While it may be easy listening with jazz's trademark improvisations by performers, it's not easy to sound that easy. The less glamorous trademark of jazz, noted R.D. Parker music teacher and jazz impresario Kevin Lewis, is lots of behind the scenes hard work in practice to make it all sound so fluid and easy come show time.

Lewis directed the two R.D. Parker entries in this year's festival - the junior jazz ensemble, whose offerings included "All Blues," fourth track on Miles Davis' 1959 album Kind of Blue - and the senior Adrenaline Jazz Ensemble, who offered up Duke Ellington's classic "Blue Ramble," recorded in 1932.

Anna Jardine directed all three of Flin Flon's entries - junior, intermediate and senior jazz ensembles. Heather Gibson directed The Pas' lone entry, a senior jazz ensemble, which performed Paul McCartney's "Yesterday" from the Beatles' 1965 album Help!

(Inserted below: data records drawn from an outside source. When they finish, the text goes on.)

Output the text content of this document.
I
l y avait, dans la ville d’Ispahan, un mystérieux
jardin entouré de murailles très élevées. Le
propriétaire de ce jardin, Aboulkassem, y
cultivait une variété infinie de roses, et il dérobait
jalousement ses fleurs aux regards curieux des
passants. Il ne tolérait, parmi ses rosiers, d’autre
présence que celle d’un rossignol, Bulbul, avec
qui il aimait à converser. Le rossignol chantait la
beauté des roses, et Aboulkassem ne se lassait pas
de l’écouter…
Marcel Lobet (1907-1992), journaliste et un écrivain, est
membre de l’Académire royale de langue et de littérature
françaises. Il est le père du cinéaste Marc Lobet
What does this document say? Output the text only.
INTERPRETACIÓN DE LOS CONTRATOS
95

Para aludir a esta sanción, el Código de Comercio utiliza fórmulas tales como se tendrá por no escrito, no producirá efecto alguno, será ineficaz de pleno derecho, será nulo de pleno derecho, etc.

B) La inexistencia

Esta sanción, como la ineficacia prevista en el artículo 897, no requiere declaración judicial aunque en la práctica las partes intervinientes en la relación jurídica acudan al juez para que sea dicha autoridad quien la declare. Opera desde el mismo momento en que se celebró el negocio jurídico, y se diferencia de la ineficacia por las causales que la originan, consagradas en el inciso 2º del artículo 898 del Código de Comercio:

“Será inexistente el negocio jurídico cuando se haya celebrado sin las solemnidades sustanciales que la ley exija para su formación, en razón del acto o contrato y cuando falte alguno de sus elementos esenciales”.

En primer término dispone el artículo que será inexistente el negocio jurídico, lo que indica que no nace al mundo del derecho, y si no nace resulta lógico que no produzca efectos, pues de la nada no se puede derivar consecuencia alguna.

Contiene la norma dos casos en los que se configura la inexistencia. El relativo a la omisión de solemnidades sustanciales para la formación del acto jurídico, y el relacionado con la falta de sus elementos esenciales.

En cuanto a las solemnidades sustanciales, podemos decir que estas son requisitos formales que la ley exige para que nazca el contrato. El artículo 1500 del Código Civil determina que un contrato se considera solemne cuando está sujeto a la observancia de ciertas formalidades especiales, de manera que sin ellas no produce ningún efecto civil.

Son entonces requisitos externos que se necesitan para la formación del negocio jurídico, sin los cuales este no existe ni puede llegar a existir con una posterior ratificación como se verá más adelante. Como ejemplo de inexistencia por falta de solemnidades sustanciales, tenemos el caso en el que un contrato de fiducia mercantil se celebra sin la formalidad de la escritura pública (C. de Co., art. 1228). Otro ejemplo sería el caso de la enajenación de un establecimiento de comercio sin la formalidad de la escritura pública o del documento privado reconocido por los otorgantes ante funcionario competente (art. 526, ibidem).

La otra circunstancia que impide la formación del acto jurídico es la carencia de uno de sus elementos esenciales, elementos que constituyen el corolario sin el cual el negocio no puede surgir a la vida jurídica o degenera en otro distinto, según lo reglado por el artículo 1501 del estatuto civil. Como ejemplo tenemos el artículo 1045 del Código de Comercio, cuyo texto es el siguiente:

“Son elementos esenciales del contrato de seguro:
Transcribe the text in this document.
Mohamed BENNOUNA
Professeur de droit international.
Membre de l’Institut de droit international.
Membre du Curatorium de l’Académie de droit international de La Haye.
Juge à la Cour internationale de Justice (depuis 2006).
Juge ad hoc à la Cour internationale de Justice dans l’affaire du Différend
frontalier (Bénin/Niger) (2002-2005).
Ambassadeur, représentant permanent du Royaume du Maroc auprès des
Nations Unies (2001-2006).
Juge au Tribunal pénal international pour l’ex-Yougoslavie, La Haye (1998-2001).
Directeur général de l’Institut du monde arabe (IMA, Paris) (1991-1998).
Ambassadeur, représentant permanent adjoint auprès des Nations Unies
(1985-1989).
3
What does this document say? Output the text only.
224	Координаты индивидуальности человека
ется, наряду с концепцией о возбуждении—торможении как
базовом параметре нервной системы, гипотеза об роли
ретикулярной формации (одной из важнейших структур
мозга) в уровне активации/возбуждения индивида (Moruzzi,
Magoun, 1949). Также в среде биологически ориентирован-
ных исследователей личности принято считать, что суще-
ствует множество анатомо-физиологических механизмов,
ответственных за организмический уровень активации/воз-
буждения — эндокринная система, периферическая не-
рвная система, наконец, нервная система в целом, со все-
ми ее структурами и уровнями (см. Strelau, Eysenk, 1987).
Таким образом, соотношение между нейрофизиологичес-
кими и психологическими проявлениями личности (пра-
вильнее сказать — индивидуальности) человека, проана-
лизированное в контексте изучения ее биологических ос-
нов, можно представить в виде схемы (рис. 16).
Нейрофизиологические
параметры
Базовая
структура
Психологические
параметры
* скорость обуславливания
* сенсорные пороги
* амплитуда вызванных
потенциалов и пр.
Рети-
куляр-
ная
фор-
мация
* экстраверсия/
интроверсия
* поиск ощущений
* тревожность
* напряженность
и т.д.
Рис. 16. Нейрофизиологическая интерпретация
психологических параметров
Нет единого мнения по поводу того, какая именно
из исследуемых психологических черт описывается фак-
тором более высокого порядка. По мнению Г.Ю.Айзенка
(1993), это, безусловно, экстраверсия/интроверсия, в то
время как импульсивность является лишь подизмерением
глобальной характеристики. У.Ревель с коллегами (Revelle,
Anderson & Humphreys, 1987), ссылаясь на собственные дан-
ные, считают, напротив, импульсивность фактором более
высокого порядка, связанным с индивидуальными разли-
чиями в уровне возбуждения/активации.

The young high school musicians from R.D. Parker, Hapnot Collegiate in Flin Flon and Margaret Barbour Collegiate Institute in The Pas, found themselves playing jazz for about eight hours on Saturday, Lewis said, but enjoyed a short day compared to clinicians Greg Gatien on alto sax; Thompson's own R.D. Parker alumnus Dan Pegus on bass; Greg Edwards, director of bands at Westwood Collegiate in Winnipeg on trumpet; the incomparable, Steve Kirby, director of jazz studies at the University of Manitoba, also bass; Will Bonness, who also teaches in the jazz studies program at the University of Manitoba, as well as teaching at Canadian Mennonite University, on piano; Rob Chrol, a band teacher at Gimli High School on tenor sax; Dan Steinhilber, who jointly heads up the music program at Transcona Collegiate in Winnipeg on trumpet; and Eric Platz, from Boston, on drums. The clinicians worked 13-hour days, noted Lewis.

Gatien, from Halifax, a music professor in Brandon University's acclaimed music program, has been coming up to Thompson since he first met R.D. Parker Collegiate student musicians at the October 2009 NorMan Jazz Festival, held in Flin Flon, and came away impressed with their work. Platz also teaches jazz studies in the School of Music at Brandon University.